De Gaulle, for example, talked often of the need to reorganize NATO. Kennedy saw merit in this, in view of the vastly changed conditions since the Organization was formed. The French Foreign Office, during my diplomatic scouting trip in advance of the President’s arrival in Paris, repeatedly suggested that, inasmuch as De Gaulle was not the type to make requests, Kennedy should ask him how he wanted to reorganize NATO. (Obviously De Gaulle’s own subordinates did not know.) Kennedy did ask, but he received only vague generalities in reply. The General did tell Kennedy that he believed in uniting the Allies for swift, effective responses to every Communist move in Berlin. But within two months his nonparticipation and opposition on everything proposed were making such a stance impossible. He also told Kennedy that he had been frustrated by Eisenhower’s habit of agreeing in principle but never following through, and that increased political and military consultations were required. Kennedy was no more willing than Eisenhower to accept De Gaulle’s scheme for a three-man directorate in which France spoke for all nations of continental Western Europe. But he agreed to more meetings between the two of them and to closer consultation at the Foreign Secretary and Chief of Staff level.

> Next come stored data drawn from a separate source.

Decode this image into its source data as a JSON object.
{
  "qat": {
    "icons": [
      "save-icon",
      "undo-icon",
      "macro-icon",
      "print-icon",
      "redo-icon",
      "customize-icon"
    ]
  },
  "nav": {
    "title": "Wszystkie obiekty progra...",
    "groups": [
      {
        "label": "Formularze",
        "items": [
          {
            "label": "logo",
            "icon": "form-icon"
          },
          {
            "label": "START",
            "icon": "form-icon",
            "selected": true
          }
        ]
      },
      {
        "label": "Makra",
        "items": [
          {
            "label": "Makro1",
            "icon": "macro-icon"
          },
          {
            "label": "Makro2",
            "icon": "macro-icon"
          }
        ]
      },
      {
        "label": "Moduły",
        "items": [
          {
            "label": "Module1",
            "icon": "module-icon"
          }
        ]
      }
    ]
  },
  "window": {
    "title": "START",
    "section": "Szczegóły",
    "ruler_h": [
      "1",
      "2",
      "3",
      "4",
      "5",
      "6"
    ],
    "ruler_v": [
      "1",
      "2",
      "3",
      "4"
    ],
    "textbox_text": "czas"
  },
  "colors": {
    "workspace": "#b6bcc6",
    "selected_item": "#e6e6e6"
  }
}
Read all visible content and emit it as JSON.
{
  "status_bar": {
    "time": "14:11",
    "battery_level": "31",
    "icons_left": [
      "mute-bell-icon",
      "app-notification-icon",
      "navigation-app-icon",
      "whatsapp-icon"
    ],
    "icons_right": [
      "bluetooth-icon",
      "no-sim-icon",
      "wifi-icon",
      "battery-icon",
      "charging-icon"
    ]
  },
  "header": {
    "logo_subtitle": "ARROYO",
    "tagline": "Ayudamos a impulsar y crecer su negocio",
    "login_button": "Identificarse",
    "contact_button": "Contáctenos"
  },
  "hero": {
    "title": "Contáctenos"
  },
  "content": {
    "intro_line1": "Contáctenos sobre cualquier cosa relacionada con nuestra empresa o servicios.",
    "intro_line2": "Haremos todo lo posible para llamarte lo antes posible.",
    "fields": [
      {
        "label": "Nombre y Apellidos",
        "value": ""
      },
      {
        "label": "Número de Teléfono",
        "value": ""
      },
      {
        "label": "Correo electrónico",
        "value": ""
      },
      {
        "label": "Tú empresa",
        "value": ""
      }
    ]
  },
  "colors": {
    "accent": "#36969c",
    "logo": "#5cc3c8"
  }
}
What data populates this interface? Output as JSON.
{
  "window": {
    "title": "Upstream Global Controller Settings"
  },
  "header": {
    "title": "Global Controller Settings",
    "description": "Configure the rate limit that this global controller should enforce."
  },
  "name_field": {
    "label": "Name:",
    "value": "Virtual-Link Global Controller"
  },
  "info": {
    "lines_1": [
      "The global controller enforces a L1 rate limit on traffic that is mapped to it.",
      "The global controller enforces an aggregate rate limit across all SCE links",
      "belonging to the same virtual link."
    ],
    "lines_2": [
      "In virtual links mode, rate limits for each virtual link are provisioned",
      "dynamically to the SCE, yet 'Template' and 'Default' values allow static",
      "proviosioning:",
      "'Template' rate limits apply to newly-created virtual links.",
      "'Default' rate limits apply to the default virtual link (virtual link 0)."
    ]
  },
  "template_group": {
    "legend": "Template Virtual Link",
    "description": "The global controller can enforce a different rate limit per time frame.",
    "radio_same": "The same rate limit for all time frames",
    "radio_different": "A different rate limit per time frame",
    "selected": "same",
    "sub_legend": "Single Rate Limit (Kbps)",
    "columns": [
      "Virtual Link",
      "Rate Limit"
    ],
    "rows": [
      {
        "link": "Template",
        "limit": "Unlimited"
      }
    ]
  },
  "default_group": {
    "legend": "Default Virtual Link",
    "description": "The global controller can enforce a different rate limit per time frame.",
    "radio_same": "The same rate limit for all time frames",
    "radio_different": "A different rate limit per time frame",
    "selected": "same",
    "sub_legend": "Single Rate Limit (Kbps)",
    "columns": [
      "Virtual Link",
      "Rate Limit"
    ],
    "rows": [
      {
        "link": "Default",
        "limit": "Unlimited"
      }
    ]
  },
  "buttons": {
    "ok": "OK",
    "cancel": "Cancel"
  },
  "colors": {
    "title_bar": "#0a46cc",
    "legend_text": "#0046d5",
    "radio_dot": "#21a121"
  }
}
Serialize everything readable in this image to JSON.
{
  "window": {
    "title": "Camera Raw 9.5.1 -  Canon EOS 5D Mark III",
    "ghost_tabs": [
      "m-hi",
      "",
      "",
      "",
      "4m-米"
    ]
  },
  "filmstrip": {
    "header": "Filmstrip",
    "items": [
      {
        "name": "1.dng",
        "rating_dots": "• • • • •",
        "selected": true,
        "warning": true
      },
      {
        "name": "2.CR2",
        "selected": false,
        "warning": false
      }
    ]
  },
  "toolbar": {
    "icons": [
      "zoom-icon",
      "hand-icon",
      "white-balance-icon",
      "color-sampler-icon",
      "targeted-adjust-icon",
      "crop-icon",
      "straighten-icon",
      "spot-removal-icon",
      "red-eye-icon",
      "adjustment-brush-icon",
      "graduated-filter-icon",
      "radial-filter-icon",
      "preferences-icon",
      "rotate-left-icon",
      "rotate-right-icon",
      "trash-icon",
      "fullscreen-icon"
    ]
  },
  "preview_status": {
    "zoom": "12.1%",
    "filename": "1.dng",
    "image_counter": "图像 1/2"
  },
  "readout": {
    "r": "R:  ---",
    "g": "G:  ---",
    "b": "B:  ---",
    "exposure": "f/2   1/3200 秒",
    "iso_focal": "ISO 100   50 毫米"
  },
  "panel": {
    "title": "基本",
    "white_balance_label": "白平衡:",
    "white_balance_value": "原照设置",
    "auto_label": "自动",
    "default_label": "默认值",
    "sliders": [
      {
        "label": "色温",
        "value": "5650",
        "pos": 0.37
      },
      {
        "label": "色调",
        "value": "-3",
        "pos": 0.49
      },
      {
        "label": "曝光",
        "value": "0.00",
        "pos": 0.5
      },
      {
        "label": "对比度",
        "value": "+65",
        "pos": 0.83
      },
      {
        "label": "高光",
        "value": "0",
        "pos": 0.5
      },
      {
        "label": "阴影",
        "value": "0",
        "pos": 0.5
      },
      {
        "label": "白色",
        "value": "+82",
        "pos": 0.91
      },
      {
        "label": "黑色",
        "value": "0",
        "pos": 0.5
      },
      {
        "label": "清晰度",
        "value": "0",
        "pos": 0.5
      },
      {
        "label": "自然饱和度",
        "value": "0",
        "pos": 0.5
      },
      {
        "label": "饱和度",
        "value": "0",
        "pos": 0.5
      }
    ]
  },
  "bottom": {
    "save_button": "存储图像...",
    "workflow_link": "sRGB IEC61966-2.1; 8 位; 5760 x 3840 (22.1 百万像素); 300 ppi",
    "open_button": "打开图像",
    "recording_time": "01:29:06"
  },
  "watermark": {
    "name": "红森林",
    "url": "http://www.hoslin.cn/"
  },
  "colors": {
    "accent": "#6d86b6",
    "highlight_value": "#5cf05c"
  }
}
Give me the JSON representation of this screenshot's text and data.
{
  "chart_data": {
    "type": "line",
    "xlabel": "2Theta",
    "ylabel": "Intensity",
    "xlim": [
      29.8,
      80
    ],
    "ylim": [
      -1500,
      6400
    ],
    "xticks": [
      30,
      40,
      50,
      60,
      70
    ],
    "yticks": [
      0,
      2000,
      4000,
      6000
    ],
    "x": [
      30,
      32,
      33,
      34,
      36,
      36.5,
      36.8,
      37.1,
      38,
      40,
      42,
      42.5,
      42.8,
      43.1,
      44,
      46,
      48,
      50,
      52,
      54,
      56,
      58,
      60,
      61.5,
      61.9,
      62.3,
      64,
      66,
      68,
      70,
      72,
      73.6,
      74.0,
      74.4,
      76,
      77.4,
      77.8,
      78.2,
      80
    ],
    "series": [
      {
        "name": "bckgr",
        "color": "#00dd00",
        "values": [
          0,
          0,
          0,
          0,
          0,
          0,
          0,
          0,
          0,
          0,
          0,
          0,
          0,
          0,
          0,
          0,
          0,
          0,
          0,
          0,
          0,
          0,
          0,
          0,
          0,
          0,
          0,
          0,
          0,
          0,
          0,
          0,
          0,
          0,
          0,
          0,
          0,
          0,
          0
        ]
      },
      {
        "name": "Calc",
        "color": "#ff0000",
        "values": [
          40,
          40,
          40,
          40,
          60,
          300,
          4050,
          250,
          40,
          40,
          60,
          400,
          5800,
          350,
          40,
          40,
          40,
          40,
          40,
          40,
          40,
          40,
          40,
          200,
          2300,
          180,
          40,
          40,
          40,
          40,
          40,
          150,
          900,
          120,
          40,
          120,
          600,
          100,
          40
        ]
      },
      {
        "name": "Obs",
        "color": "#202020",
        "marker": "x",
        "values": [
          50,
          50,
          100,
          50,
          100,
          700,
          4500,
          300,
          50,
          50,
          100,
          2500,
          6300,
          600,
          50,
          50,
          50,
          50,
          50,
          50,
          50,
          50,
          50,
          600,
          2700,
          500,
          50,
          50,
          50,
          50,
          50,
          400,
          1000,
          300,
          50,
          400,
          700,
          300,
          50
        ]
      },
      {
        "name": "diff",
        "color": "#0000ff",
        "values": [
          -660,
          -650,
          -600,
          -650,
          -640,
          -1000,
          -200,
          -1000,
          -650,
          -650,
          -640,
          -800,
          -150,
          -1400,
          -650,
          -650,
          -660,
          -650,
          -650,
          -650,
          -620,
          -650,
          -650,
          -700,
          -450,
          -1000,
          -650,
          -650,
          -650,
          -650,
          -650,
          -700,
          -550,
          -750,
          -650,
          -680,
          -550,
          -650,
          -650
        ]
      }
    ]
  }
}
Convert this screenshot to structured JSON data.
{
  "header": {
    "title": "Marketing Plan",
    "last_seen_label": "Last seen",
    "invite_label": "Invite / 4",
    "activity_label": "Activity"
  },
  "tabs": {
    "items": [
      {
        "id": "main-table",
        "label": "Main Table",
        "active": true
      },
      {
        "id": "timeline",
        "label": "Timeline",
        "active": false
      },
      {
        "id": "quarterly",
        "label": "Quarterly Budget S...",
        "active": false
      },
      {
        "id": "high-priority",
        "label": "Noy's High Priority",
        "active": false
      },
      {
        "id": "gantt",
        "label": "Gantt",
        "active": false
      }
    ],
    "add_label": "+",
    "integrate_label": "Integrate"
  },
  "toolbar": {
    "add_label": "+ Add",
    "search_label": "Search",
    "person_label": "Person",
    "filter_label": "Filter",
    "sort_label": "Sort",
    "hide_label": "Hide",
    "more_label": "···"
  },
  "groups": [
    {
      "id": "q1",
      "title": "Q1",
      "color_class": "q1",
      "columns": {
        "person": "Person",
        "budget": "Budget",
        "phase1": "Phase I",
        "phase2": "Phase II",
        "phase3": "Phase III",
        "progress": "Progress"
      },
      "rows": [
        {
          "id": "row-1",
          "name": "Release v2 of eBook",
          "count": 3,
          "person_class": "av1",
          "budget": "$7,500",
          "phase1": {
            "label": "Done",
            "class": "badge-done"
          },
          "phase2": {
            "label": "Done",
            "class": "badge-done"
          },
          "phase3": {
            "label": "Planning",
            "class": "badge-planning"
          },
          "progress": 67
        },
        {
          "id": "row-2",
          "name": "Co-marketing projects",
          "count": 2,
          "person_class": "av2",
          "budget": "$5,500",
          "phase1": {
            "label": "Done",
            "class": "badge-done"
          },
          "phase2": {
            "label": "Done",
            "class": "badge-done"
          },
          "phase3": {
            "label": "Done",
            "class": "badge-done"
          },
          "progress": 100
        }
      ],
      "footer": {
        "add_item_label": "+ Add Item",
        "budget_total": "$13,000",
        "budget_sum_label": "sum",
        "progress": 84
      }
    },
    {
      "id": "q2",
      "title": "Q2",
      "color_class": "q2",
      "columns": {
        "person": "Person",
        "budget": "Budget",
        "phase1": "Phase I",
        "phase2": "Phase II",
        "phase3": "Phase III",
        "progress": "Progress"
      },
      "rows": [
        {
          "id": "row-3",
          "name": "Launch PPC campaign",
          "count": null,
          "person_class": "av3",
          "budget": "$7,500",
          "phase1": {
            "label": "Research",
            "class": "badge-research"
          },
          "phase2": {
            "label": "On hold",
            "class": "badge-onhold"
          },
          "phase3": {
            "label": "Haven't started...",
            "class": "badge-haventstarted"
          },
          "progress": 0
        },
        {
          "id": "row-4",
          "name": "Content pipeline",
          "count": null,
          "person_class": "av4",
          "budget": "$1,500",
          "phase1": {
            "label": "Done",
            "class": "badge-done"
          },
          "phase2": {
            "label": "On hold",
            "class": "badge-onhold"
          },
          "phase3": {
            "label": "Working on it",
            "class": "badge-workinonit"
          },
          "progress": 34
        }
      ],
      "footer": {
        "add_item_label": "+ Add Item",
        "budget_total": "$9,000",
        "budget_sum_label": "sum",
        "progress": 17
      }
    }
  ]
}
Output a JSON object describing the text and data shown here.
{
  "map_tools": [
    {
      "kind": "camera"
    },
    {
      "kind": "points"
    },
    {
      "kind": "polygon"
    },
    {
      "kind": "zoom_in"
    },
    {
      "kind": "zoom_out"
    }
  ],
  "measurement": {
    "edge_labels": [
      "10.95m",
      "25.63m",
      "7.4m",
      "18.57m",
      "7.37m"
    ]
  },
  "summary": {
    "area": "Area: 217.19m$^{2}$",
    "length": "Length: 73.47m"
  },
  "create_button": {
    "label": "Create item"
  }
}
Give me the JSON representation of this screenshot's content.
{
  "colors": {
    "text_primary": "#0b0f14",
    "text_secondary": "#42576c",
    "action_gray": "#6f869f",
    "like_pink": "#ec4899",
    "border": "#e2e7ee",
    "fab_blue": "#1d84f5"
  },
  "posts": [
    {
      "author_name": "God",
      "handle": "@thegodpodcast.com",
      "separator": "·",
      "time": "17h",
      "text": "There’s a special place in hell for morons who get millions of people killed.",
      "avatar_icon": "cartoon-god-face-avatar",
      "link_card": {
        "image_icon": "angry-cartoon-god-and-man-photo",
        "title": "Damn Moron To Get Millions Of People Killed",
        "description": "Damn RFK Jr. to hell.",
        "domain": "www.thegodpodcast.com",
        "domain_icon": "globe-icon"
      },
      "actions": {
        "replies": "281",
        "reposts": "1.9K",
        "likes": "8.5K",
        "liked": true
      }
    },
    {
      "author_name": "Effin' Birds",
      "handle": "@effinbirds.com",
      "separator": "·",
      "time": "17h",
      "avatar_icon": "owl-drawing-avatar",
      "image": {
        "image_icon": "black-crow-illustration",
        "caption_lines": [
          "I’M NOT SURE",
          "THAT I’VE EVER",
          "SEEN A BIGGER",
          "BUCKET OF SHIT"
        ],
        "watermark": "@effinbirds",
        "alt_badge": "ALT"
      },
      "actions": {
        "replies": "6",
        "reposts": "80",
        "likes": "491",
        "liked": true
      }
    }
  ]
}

Yet nothing came of this agreement either. De Gaulle’s answers to Kennedy’s letters on nuclear problems and Berlin negotiations were sharp, evasive or both; attempted telephone contact broke down as both men overwhelmed the interpreters; and all invitations to talk again with the General or with his representative were politely put aside. In September, 1962, for example, De Gaulle sent word through Alphand that he liked Kennedy, liked their last meeting and would like to meet him again, but inasmuch as solid agreements on a long list of issues seemed unlikely, the time was not yet right. (The message strongly resembled Kennedy’s own refusals to meet at the summit with Khrushchev.) Late in 1963 the General did tentatively agree to come in March of the following year. Ambassador Alphand suggested Palm Beach. “But I’ ll be damned,” said Kennedy, “if I’ ll show De Gaulle the worst side of American life. Cape Cod is where I’m really from, and it can’t be any more gloomy in March than Colombey-les-deux-Églises” (where De Gaulle stays).